Kentin, mermer ocaklarının en yoğun olduğu illerin başında geldiğini anlatan Dr. Onur, "Mermer bloklarının kesiminde tonlarca su harcanıyor ancak bu kullanımın kaydı ve denetimi yok." dedi.
"İkinci olarak örneğin Karataş Gölümüz, çevresindeki yüzlerce kaçak sondaj nedeniyle tamamen kurudu. Şimdi Burdur Gölümüz de aynı tehlike ile karşı karşıya." diye konuşan Onur, "Kaçak sondajlar 15 bin TL gibi sembolik cezalarla yasal hale getiriliyor, acilen bunun önüne geçilmeli. Üçüncüsü, Burdur ve çevresinde büyükbaş yemi olarak yetiştirilen mısır ve yoncanın dönümüne senede 700 ile 1000 ton arasında su harcanıyor. Kuraklık tehdidi altında çok su tüketen tarım ürünlerini üretmek ne yazık ki susuzluğa, kuraklığa davetiye çıkarmak demektir.
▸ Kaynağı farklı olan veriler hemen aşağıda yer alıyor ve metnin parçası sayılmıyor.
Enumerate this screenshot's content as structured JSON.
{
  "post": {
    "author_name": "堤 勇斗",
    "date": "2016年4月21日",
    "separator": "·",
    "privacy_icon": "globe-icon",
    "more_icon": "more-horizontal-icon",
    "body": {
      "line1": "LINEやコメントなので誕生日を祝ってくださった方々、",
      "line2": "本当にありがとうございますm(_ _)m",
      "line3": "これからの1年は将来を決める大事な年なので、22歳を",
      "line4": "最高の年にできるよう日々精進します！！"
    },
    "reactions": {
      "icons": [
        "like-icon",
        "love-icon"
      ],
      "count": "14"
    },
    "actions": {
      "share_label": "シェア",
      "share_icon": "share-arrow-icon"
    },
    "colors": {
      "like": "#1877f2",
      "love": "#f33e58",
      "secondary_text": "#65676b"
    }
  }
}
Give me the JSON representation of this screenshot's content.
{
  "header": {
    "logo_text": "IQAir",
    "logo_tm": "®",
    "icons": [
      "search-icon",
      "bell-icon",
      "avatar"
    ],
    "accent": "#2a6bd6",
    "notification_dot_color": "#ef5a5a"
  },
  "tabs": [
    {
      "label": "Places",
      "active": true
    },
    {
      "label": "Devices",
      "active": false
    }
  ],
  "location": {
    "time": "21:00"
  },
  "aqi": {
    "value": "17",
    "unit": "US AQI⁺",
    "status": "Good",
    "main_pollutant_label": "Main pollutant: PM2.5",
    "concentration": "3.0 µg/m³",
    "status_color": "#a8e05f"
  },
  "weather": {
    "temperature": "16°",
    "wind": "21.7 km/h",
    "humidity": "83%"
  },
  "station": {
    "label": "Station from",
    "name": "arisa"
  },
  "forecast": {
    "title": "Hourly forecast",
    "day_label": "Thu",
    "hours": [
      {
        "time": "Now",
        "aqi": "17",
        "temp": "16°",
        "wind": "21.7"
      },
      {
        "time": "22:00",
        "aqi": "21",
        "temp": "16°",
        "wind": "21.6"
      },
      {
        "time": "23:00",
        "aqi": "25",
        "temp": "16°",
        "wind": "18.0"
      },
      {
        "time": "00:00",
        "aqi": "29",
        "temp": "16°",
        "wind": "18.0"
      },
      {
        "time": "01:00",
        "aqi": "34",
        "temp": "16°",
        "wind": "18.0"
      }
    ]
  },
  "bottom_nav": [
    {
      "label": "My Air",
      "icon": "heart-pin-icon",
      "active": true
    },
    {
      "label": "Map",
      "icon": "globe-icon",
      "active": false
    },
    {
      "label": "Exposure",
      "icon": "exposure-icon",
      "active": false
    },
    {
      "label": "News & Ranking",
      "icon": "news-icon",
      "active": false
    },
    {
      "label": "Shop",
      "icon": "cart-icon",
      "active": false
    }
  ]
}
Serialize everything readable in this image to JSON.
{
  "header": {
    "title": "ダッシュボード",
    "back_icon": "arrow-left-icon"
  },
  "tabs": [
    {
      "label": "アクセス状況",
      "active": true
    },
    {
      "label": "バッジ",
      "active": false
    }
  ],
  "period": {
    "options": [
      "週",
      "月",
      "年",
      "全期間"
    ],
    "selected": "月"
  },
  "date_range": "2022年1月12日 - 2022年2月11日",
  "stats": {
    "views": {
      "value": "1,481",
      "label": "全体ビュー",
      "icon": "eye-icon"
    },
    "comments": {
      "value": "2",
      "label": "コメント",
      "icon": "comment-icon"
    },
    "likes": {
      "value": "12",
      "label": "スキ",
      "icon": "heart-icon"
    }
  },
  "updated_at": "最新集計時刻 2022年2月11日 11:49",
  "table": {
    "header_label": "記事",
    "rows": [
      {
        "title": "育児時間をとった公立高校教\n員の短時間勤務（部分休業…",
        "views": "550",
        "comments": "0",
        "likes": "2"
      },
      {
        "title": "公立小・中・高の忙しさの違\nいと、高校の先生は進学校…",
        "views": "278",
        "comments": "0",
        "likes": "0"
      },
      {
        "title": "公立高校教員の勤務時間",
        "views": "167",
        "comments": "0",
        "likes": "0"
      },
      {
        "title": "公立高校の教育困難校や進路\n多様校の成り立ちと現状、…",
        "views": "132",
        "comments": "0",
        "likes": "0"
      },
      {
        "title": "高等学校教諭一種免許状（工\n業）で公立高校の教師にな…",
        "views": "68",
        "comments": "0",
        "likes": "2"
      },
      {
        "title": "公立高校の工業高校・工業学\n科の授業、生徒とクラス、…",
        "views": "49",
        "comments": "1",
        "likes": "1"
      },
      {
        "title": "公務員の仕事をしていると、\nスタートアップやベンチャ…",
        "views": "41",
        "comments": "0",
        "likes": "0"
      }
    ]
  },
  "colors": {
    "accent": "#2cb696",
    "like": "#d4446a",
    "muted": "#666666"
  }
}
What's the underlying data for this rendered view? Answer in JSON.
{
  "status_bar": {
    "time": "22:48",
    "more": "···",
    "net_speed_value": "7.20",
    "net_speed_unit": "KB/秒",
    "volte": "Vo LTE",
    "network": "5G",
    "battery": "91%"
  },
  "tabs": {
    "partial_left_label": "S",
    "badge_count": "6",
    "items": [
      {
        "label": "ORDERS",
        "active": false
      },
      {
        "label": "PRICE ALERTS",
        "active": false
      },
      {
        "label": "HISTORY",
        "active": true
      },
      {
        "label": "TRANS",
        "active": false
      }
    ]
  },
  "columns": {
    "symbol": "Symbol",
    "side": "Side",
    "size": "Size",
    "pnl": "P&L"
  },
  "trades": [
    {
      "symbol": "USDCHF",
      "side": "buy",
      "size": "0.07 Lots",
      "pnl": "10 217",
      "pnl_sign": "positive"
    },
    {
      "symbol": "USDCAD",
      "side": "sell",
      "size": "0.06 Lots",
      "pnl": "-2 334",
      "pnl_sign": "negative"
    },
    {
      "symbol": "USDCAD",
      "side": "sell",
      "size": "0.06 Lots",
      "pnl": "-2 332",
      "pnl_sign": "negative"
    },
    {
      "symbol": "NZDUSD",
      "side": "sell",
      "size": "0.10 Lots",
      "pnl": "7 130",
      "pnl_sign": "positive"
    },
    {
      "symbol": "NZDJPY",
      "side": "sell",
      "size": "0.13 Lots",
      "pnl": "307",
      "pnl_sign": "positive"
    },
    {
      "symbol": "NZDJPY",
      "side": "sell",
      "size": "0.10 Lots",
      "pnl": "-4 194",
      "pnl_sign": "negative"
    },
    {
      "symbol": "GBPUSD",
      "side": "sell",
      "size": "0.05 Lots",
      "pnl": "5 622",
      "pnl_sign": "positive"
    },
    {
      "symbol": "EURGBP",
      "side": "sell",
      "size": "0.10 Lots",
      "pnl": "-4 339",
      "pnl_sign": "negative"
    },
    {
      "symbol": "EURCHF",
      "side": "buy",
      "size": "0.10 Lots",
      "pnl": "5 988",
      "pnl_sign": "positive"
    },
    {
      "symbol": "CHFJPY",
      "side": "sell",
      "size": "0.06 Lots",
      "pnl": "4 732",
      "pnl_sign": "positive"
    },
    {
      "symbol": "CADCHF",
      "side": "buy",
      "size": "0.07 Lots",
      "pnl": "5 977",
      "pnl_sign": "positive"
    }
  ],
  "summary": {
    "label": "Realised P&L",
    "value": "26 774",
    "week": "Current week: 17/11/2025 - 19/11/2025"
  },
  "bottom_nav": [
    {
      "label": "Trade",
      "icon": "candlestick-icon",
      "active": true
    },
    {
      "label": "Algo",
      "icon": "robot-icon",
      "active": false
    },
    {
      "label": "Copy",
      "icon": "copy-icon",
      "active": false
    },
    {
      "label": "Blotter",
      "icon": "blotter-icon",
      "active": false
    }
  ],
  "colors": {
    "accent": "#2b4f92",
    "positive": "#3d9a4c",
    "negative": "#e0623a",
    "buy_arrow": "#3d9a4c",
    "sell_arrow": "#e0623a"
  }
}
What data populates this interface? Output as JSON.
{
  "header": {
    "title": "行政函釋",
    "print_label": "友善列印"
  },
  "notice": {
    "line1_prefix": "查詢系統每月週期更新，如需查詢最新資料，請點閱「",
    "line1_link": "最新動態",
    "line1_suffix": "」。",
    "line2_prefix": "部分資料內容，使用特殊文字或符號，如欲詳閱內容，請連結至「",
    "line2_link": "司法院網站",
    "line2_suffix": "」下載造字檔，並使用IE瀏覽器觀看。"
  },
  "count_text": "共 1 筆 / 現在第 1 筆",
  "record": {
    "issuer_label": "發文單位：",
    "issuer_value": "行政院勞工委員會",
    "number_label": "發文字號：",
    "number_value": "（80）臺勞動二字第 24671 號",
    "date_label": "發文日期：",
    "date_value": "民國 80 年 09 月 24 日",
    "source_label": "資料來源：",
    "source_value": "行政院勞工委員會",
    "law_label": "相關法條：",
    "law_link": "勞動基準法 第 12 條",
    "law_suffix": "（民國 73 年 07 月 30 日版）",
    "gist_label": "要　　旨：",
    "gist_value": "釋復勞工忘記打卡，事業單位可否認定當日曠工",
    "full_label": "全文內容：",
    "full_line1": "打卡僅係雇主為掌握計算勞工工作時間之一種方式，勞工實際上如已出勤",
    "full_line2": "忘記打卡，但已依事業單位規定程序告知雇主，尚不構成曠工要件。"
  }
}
Burdur gibi kuraklık ve susuzluk yaşayan bir şehirde peyzaj düzenlemesi mutlaka sulamasız yetiştirilebilecek bitkilerle yapılmalı ve eğlence havuzları bir süreliğine de olsa devre dışı bırakılmalıdır." diye konuştu.
Burdur'da 4 yıldır yürüttüğü susuz tarım projesinin kentin susuzluk ve kuraklığına çare olacak çok önemli bir proje olduğunu söyleyen Dr. Ece Aynur Onur, "Kuraklığa sebep olan mısır, yonca, mermer sarmalından çıkmamızın tek yolu susuz tarım ile ekonomik değeri yüksek şifalı bitkiler ve gıda üretimi yapmaktır." dedi.